Il résulte des pièces produites et des explications des parties que les appelants, qui ne le prétendent d'ailleurs plus, ne justifient, pour aucun d'entre eux, d'une incapacité totale de travail personnel égale ou supérieure à un mois, puisque les certificats médicaux ne font état que d'une incapacité de six jours pour Mme [T], et de un à cinq jours pour ses enfants.
Ils prétendent désormais que la condition du 2° de l'article 706-3 serait remplie en ce qu'ils subiraient une incapacité permanente à la suite des faits commis par Mme [B].
Toutefois, aucun certificat médical produit par les appelants ne laisse entendre qu'une incapacité permanente serait subie par Mme [T] ou par l'un de ses enfants, et ce quand bien même il s'agit essentiellement de retentissements psychologiques. Les éléments médicaux sont très insuffisants pour établir l'existence d'une telle incapacité, même prévisible comme il est prétendu. Les certificats ne font état que d'un «choc émotionnel» ou d'un «traumatisme psychologique» (pièces n° 2 à 7 des appelants), ou encore de «troubles du sommeil», d'un «stress péri traumatique» (pièces n° 12 à 16), mais sans indication de troubles devant persister dans le temps de manière définitive avec pour conséquence un déficit fonctionnel permanent.
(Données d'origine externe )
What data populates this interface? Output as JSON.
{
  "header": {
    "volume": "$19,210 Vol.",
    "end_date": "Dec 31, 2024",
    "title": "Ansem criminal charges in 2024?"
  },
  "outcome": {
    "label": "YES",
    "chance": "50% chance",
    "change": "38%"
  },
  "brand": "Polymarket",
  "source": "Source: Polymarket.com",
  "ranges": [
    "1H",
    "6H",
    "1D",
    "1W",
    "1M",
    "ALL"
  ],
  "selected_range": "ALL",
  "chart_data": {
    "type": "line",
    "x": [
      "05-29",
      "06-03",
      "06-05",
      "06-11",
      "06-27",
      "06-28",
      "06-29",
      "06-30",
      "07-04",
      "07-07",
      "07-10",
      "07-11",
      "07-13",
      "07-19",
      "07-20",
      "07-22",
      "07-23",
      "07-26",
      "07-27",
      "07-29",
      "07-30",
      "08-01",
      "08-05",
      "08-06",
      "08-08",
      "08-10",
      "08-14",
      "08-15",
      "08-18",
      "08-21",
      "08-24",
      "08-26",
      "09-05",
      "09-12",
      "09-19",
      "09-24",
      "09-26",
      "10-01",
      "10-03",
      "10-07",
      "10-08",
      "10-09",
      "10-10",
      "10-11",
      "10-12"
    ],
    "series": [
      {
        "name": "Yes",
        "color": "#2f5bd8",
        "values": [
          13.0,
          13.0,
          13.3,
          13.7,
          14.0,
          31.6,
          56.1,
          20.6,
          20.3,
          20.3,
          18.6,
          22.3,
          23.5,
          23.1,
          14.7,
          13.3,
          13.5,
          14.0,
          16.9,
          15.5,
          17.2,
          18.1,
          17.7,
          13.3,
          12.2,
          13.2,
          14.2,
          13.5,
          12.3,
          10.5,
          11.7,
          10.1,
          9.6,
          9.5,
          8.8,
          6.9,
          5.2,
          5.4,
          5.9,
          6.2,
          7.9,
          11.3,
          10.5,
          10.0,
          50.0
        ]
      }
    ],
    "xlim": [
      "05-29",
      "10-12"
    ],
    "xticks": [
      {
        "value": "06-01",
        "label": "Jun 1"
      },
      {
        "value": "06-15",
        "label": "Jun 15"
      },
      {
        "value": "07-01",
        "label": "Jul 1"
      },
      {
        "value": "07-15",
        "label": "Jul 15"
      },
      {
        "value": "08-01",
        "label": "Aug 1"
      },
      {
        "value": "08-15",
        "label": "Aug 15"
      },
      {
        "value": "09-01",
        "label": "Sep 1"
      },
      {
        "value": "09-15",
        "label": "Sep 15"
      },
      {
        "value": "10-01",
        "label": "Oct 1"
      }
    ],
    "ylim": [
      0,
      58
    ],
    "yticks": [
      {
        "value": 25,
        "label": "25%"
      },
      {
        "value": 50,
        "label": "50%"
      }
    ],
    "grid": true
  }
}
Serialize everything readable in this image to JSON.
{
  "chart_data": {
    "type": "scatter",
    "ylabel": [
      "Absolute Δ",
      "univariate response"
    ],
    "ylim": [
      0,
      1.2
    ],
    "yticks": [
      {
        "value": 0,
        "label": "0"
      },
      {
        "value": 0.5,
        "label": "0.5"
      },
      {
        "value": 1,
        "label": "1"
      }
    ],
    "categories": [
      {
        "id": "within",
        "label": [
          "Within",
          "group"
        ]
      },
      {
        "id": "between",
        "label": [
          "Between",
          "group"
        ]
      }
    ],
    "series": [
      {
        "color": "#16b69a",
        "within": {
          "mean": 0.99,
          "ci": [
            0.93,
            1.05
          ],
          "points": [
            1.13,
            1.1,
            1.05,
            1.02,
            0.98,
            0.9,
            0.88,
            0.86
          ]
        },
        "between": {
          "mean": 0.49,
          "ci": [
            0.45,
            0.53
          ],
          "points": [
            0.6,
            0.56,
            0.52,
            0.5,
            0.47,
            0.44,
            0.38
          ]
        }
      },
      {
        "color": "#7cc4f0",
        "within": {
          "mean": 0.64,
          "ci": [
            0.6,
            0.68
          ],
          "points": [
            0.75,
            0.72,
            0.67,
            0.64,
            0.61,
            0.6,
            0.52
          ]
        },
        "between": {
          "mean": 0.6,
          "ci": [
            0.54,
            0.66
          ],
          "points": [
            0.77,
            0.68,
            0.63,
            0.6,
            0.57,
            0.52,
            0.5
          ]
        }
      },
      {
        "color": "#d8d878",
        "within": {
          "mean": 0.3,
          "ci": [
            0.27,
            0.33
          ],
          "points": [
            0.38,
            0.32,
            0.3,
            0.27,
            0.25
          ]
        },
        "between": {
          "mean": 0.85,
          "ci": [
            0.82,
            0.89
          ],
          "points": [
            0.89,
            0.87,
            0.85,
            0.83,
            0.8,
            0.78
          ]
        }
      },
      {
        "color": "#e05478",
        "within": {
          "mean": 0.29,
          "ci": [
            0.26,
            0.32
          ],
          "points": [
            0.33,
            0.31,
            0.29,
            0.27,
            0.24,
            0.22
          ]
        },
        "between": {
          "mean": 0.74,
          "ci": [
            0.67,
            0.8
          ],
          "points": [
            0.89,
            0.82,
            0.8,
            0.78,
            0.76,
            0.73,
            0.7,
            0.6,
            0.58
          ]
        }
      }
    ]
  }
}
Enfin, les requérants excluent l'application des dispositions de l'article 706-14 du code de procédure pénale, dont il n'est pas démontré que les conditions, de ressources notamment, seraient réunies.
Il résulte de ce qui précède que c'est à juste titre que la CIVI a déclaré irrecevables les consorts [T] en leurs demandes et la décision déférée sera confirmée en toutes ses dispositions.
Les consorts [T], qui succombent en leur appel, en supporteront les entiers dépens conformément aux dispositions de l'article R.50-21 du code de procédure pénale.
PAR CES MOTIFS
La cour, après en avoir délibéré conformément à la loi, statuant publiquement, par arrêt contradictoire,
Confirme en toutes ses dispositions la décision rendue par la commission d'indemnisation des victimes d'infractions du tribunal judiciaire de Thonon-les-Bains le 5 mai 2022,
Y ajoutant,
Condamne in solidum Mme [I] [N], veuve [T], à titre personnel et ès qualités de représentante légale de ses enfants mineurs [R] et [D] [T], et M. [W] [T] aux entiers dépens de l'appel.
Ainsi prononcé publiquement le 11 avril 2024 par mise à disposition de l'arrêt au greffe de la Cour, les parties en ayant été préalablement avisées dans les conditions prévues au deuxième alinéa de l'article 450 du Code de Procédure Civile, et signé par Madame Alyette FOUCHARD, Conseillère faisant fonction de Présidente et Madame Sylvie DURAND, Greffière.